Основная проблема Шоу вырисовывается здесь со всей ясностью. Он стремится создать свой собственный тип героя, основанный, разумеется, на образе самого себя. Трудность заключалась в том, что, он в точности не знал, что хочет сделать или к чему должен стремиться; собственные качества поэтому виделись ему в негативном свете. Качества Роберта Смита — уравновешенность, хладнокровие, способность объективно оценивать реальность — выделялись лишь за счет контраста с грубым, эмоциональным поведением окружающих его людей. Образ Конолли более позитивен — он талантливый изобретатель, но его качества все еще недостаточны для того, чтобы побудить автора к дальнейшим действиям.

Шоу обладал одним из наиболее важных для литературного гения качеств: упорством. Промахнувшись два раза, он пробует снова. Научная гениальность не оправдала его надежд; он обращается к гениальности артистической. Герой романа «Любовь художников» напоминает Бетховена. Публика смеется над его музыкой, которую, по всеобщему мнению, невозможно исполнять; но он не обращает внимания и продолжает творить. И вот в романе наступает долгожданный момент, когда одно из произведений композитора — концерт для фортепиано с оркестром — с триумфальным успехом встречается публикой. Согласно логике событий, это должно было произойти в конце романа. Но Шоу располагает его в середине. Тотчас перед ним встает проблема: чем заполнить остальные сто или более страниц книги? Разумеется — как и в любом из его романов — еще остается множество второстепенных героев, чьи любовные похождения и интриги составляют содержание оставшихся глав. Но на этот раз мы видим, как Шоу оказывается жертвой своей старой дилеммы. Если его герой наделен гениальностью, если он герой, движимый осознанием собственного призвания, то, значит, любовь, интриги и все прочие романтические треволнения, составляющие содержание любого романа, не имеют к нему никакого отношения. В таком случае, что же ему делать?
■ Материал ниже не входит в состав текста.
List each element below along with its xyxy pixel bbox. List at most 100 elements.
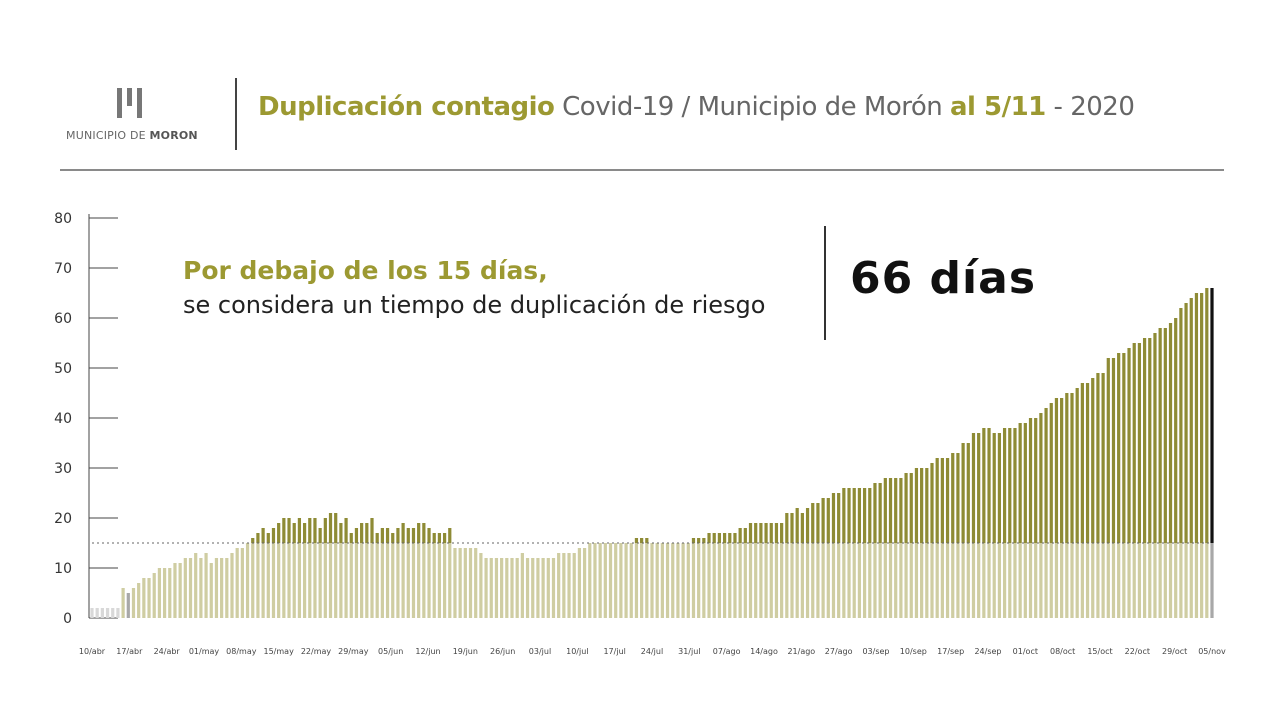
data-bar xyxy=(754,543,758,618)
data-bar-upper xyxy=(1132,343,1136,543)
logo-text-prefix: MUNICIPIO DE xyxy=(66,129,150,142)
data-bar-upper xyxy=(313,518,317,543)
data-bar-upper xyxy=(1075,388,1079,543)
data-bar xyxy=(541,558,545,618)
data-bar xyxy=(588,543,592,618)
data-bar xyxy=(660,543,664,618)
data-bar xyxy=(1158,543,1162,618)
data-bar xyxy=(546,558,550,618)
data-bar-upper xyxy=(811,503,815,543)
data-bar xyxy=(261,543,265,618)
data-bar xyxy=(914,543,919,618)
data-bar xyxy=(961,543,965,618)
data-bar xyxy=(593,543,597,618)
data-bar-upper xyxy=(1070,393,1074,543)
data-bar-upper xyxy=(318,528,322,543)
data-bar xyxy=(785,543,789,618)
data-bar xyxy=(862,543,867,618)
data-bar-upper xyxy=(873,483,877,543)
data-bar xyxy=(1153,543,1157,618)
data-bar-upper xyxy=(1153,333,1157,543)
data-bar-upper xyxy=(826,498,830,543)
data-bar xyxy=(437,543,442,618)
data-bar xyxy=(230,553,234,618)
data-bar xyxy=(1060,543,1064,618)
data-bar xyxy=(468,548,473,618)
data-bar-upper xyxy=(1174,318,1178,543)
x-tick-label: 03/jul xyxy=(529,647,551,656)
data-bar xyxy=(811,543,815,618)
data-bar-upper xyxy=(997,433,1002,543)
data-bar xyxy=(422,543,426,618)
data-bar xyxy=(121,588,125,618)
data-bar xyxy=(868,543,872,618)
x-tick-label: 03/sep xyxy=(862,647,889,656)
data-bar xyxy=(603,543,607,618)
data-bar xyxy=(453,548,457,618)
data-bar-upper xyxy=(977,433,981,543)
data-bar xyxy=(240,548,244,618)
data-bar xyxy=(235,548,239,618)
data-bar xyxy=(1002,543,1007,618)
data-bar xyxy=(308,543,312,618)
data-bar xyxy=(878,543,882,618)
data-bar xyxy=(940,543,944,618)
data-bar-upper xyxy=(899,478,903,543)
data-bar-upper xyxy=(645,538,649,543)
data-bar xyxy=(572,553,576,618)
data-bar xyxy=(349,543,353,618)
data-bar-upper xyxy=(261,528,265,543)
data-bar-upper xyxy=(691,538,696,543)
data-bar xyxy=(935,543,939,618)
data-bar xyxy=(816,543,820,618)
data-bar xyxy=(277,543,281,618)
data-bar-upper xyxy=(904,473,908,543)
data-bar-upper xyxy=(365,523,369,543)
data-bar xyxy=(297,543,302,618)
data-bar-upper xyxy=(1127,348,1131,543)
data-bar xyxy=(624,543,628,618)
data-bar-upper xyxy=(930,463,934,543)
x-tick-label: 27/ago xyxy=(825,647,853,656)
data-bar xyxy=(608,543,613,618)
data-bar-upper xyxy=(1008,428,1012,543)
data-bar xyxy=(375,543,379,618)
data-bar xyxy=(800,543,804,618)
data-bar xyxy=(448,543,452,618)
data-bar xyxy=(209,563,213,618)
x-tick-label: 29/oct xyxy=(1162,647,1187,656)
data-bar-upper xyxy=(920,468,924,543)
data-bar-upper xyxy=(748,523,753,543)
data-bar xyxy=(567,553,571,618)
x-tick-label: 19/jun xyxy=(453,647,478,656)
page-title: Duplicación contagio Covid-19 / Municipi… xyxy=(258,92,1135,122)
data-bar xyxy=(1054,543,1059,618)
data-bar-upper xyxy=(982,428,986,543)
data-bar xyxy=(1065,543,1069,618)
header-divider xyxy=(235,78,237,150)
x-tick-label: 26/jun xyxy=(490,647,515,656)
data-bar xyxy=(748,543,753,618)
x-tick-label: 05/nov xyxy=(1198,647,1226,656)
data-bar-upper xyxy=(857,488,862,543)
data-bar xyxy=(873,543,877,618)
x-tick-label: 17/sep xyxy=(937,647,964,656)
data-bar xyxy=(728,543,732,618)
data-bar-upper xyxy=(1065,393,1069,543)
data-bar xyxy=(614,543,618,618)
data-bar xyxy=(551,558,556,618)
data-bar-upper xyxy=(1168,323,1173,543)
data-bar-upper xyxy=(1049,403,1053,543)
data-bar xyxy=(966,543,970,618)
y-tick-label: 10 xyxy=(54,561,72,577)
data-bar xyxy=(531,558,535,618)
y-tick-label: 0 xyxy=(63,611,72,627)
data-bar xyxy=(525,558,530,618)
data-bar-upper xyxy=(883,478,887,543)
data-bar-upper xyxy=(764,523,768,543)
data-bar xyxy=(380,543,384,618)
data-bar xyxy=(360,543,364,618)
data-bar-upper xyxy=(308,518,312,543)
data-bar-upper xyxy=(816,503,820,543)
data-bar-upper xyxy=(297,518,302,543)
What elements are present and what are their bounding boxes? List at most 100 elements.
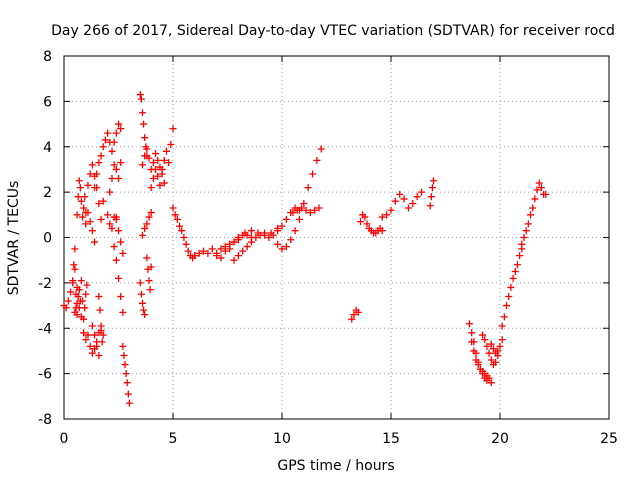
data-point xyxy=(143,220,151,228)
data-point xyxy=(145,213,153,221)
data-point xyxy=(158,165,166,173)
data-point xyxy=(95,159,103,167)
data-point xyxy=(147,263,155,271)
data-points xyxy=(60,91,550,407)
data-point xyxy=(282,243,290,251)
data-point xyxy=(513,261,521,269)
data-point xyxy=(542,190,550,198)
data-point xyxy=(91,184,99,192)
data-point xyxy=(154,156,162,164)
series-arc-06 xyxy=(82,209,99,246)
data-point xyxy=(531,195,539,203)
data-point xyxy=(99,143,107,151)
data-point xyxy=(62,304,70,312)
data-point xyxy=(485,374,493,382)
data-point xyxy=(115,175,122,183)
series-arc-14 xyxy=(108,120,125,155)
data-point xyxy=(117,159,125,167)
data-point xyxy=(295,215,303,223)
series-arc-23 xyxy=(138,209,155,239)
data-point xyxy=(73,211,81,219)
data-point xyxy=(138,299,146,307)
y-tick-label: 2 xyxy=(43,185,52,201)
data-point xyxy=(487,356,495,364)
data-point xyxy=(291,227,299,235)
data-point xyxy=(516,252,524,260)
data-point xyxy=(141,134,149,142)
data-point xyxy=(239,247,247,255)
data-point xyxy=(95,292,103,300)
data-point xyxy=(149,175,157,183)
data-point xyxy=(409,199,417,207)
data-point xyxy=(152,150,160,158)
data-point xyxy=(86,218,94,226)
data-point xyxy=(293,206,301,214)
data-point xyxy=(145,154,153,162)
data-point xyxy=(91,331,99,339)
series-arc-12 xyxy=(104,211,120,232)
data-point xyxy=(503,302,511,310)
data-point xyxy=(252,234,260,241)
data-point xyxy=(115,274,122,282)
data-point xyxy=(178,227,186,235)
series-arc-11 xyxy=(95,292,107,346)
data-point xyxy=(82,220,90,228)
data-point xyxy=(141,311,149,319)
data-point xyxy=(137,290,145,298)
x-axis-label: GPS time / hours xyxy=(277,458,394,474)
data-point xyxy=(101,136,109,144)
data-point xyxy=(75,286,83,294)
tick-labels: 0 5 10 15 20 25 -8 -6 -4 -2 0 2 4 6 8 xyxy=(38,49,618,447)
data-point xyxy=(88,322,96,330)
data-point xyxy=(106,188,114,196)
data-point xyxy=(208,245,216,253)
series-arc-16 xyxy=(112,213,127,257)
data-point xyxy=(67,288,75,296)
data-point xyxy=(140,306,148,314)
data-point xyxy=(108,224,116,232)
data-point xyxy=(81,304,89,312)
data-point xyxy=(93,170,101,178)
data-point xyxy=(162,147,170,155)
data-point xyxy=(230,256,238,264)
series-arc-05 xyxy=(77,277,91,323)
series-arc-21 xyxy=(158,125,177,173)
series-arc-38 xyxy=(468,338,495,387)
data-point xyxy=(117,238,125,246)
series-arc-25 xyxy=(169,204,199,262)
data-point xyxy=(80,315,88,323)
data-point xyxy=(79,213,87,221)
data-point xyxy=(160,179,168,187)
data-point xyxy=(70,261,78,269)
data-point xyxy=(93,342,101,350)
grid-lines xyxy=(64,56,609,419)
data-point xyxy=(430,177,438,185)
data-point xyxy=(247,238,255,246)
data-point xyxy=(84,209,92,217)
data-point xyxy=(145,277,153,285)
data-point xyxy=(306,209,314,217)
data-point xyxy=(152,165,160,173)
data-point xyxy=(169,125,177,133)
data-point xyxy=(119,249,127,257)
y-tick-label: -2 xyxy=(38,276,52,292)
data-point xyxy=(378,213,386,221)
data-point xyxy=(498,336,506,344)
data-point xyxy=(426,202,434,210)
series-arc-24 xyxy=(143,254,155,294)
data-point xyxy=(511,268,519,276)
data-point xyxy=(470,347,478,355)
data-point xyxy=(80,329,88,337)
data-point xyxy=(182,240,190,248)
data-point xyxy=(140,120,148,128)
data-point xyxy=(143,145,151,153)
y-tick-label: 0 xyxy=(43,231,52,247)
data-point xyxy=(171,211,179,219)
data-point xyxy=(479,331,487,339)
data-point xyxy=(74,292,82,300)
data-point xyxy=(309,170,317,178)
series-arc-04 xyxy=(73,177,90,221)
data-point xyxy=(71,308,79,316)
data-point xyxy=(119,342,127,350)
В конце концов Шоу смирился со своим поражением. Взявшись за свой четвертый роман, он оставил всякие попытки создать собственного героя. Главный герой «Профессии Кэшеля Байрона» — боксер. Будучи сыном эгоцентричной актрисы, он бежит в Австралию и становится профессиональным боксером; возвратившись в Англию, он влюбляется в богатую наследницу, типичную героиню в духе Шоу, твердо знающую, чего она хочет. Их отношения протекают довольно бурно, но конец весьма банален: они вступают в счастливый брак. Книга оказалась определяющей для Шоу как талантливого романиста. Однако, что касается попытки решить поставленную ранее проблему, это был шаг назад.